Leafs goaltender Vesa Toskala knows there will be nights this season when his workload will require some serious heavy lifting, but it could be worse.
He could be looking out at the Leafs of 2007-08.
"I don't think there can be more mistakes than we made last year," Toskala said yesterday after a spirited 90-minute practice at Lakeshore Lions Arena in advance of tomorrow's season opener in Detroit.
"I think it's going to be a lot better. Now we have players here who want to really improve. I think that's important and I don't feel we had that last year."
Toskala wasn't alone in that view, obviously, as the Leafs that open the season against the Stanley Cup champs will have at least 10 new faces in the lineup. After the off- season housecleaning and a busy training camp, at least 10 of them will be under the age of 25.
The team continued that process yesterday by putting defenceman Staffan Kronwall and forward Boyd Devereaux on waivers while keeping forward John Mitchell, forward/defenceman Ian White and defenceman Jonas Frogren.
When Toskala starts tomorrow, he expects a team in front of him that will work hard and unlike last year be committed to improvement.

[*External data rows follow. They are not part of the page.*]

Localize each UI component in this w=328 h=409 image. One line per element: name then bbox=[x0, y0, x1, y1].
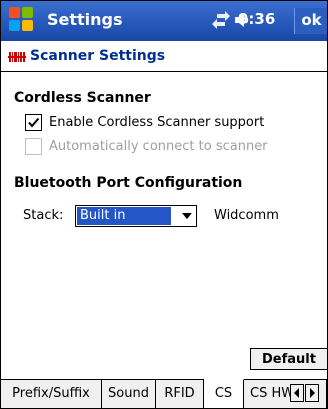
tab-rfid[interactable]: RFID bbox=[156, 380, 204, 408]
enable-cordless-label[interactable]: Enable Cordless Scanner support bbox=[49, 115, 264, 130]
tab-prefix-suffix[interactable]: Prefix/Suffix bbox=[1, 380, 102, 408]
window-title: Settings bbox=[47, 10, 123, 29]
tab-scroll-right[interactable] bbox=[305, 384, 319, 402]
cordless-section-title: Cordless Scanner bbox=[14, 90, 151, 106]
checkmark-icon bbox=[28, 117, 40, 128]
auto-connect-label[interactable]: Automatically connect to scanner bbox=[49, 139, 268, 154]
connectivity-icon[interactable] bbox=[211, 10, 231, 30]
auto-connect-checkbox[interactable] bbox=[25, 138, 42, 155]
ok-button[interactable]: ok bbox=[294, 8, 327, 34]
stack-label: Stack: bbox=[23, 208, 64, 223]
bluetooth-section-title: Bluetooth Port Configuration bbox=[14, 175, 243, 191]
tab-scroll-left[interactable] bbox=[290, 384, 304, 402]
scanner-settings-icon bbox=[8, 51, 26, 63]
windows-start-icon[interactable] bbox=[9, 7, 35, 33]
widcomm-label: Widcomm bbox=[214, 208, 279, 223]
stack-select-value: Built in bbox=[77, 207, 171, 225]
title-bar: Settings 9:36 ok bbox=[1, 1, 327, 41]
arrow-right-icon bbox=[310, 388, 315, 398]
default-button[interactable]: Default bbox=[250, 348, 327, 370]
chevron-down-icon[interactable] bbox=[180, 211, 194, 221]
stack-select[interactable]: Built in bbox=[75, 205, 197, 227]
tab-cs[interactable]: CS bbox=[204, 379, 244, 408]
clock-time[interactable]: 9:36 bbox=[238, 10, 275, 28]
arrow-left-icon bbox=[294, 388, 299, 398]
tab-sound[interactable]: Sound bbox=[102, 380, 156, 408]
tab-bar: Prefix/Suffix Sound RFID CS CS HW bbox=[1, 379, 327, 408]
device-screen: Settings 9:36 ok Scanner Settings Cordle… bbox=[0, 0, 328, 409]
app-header: Scanner Settings bbox=[1, 41, 327, 72]
app-title: Scanner Settings bbox=[30, 48, 166, 64]
enable-cordless-checkbox[interactable] bbox=[25, 114, 42, 131]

"We have a fast team, obviously much younger than last year," said Toskala, who last year lost the No. 1 job to Andrew Raycroft for a short spell. "It's going to take some time, but I really feel we are going in the right direction and I think that we are going to be much better than people give us credit for."
With such turnover, the Leafs could be confused by some as an expansion team. But coach Ron Wilson says with youth on his side, that label would be a mistake.
"An expansion team is rarely young, they're usually old like last year's (Leafs)," Wilson said. "That was an expansion team in a real sense. With expansion teams, you don't get quality young players to work with and I think I have that here."
Wilson re-iterated yesterday that he won't stick with players in key situations just because of their age and/or experience. Instead, he will look big picture and stick with the process.
"If I don't play young guys in tough situations, they aren't going to improve," Wilson said. "If I rely on veterans who have maybe not got it done in the past just because they are veterans, you are overlooking the development part.
"I've been in this situation three or four times as a coach, where it looks bleak and you just focus on the little details and things turn around in a hurry."
Wilson's track record with such teams was a big reason for his hire, a trait general manager Cliff Fletcher can relate to from his own career heyday in Alberta.
"Ron has coached an expansion team before and he has coached young teams and seen them develop," Fletcher said. "I've been in that process in Calgary. Back in the '80s, we looked 180 miles up the road and saw this juggernaut, the greatest hockey team in the history of the NHL, probably. But we caught them and eventually we won a Stanley Cup.
"Going by that model, that's what our goal is here."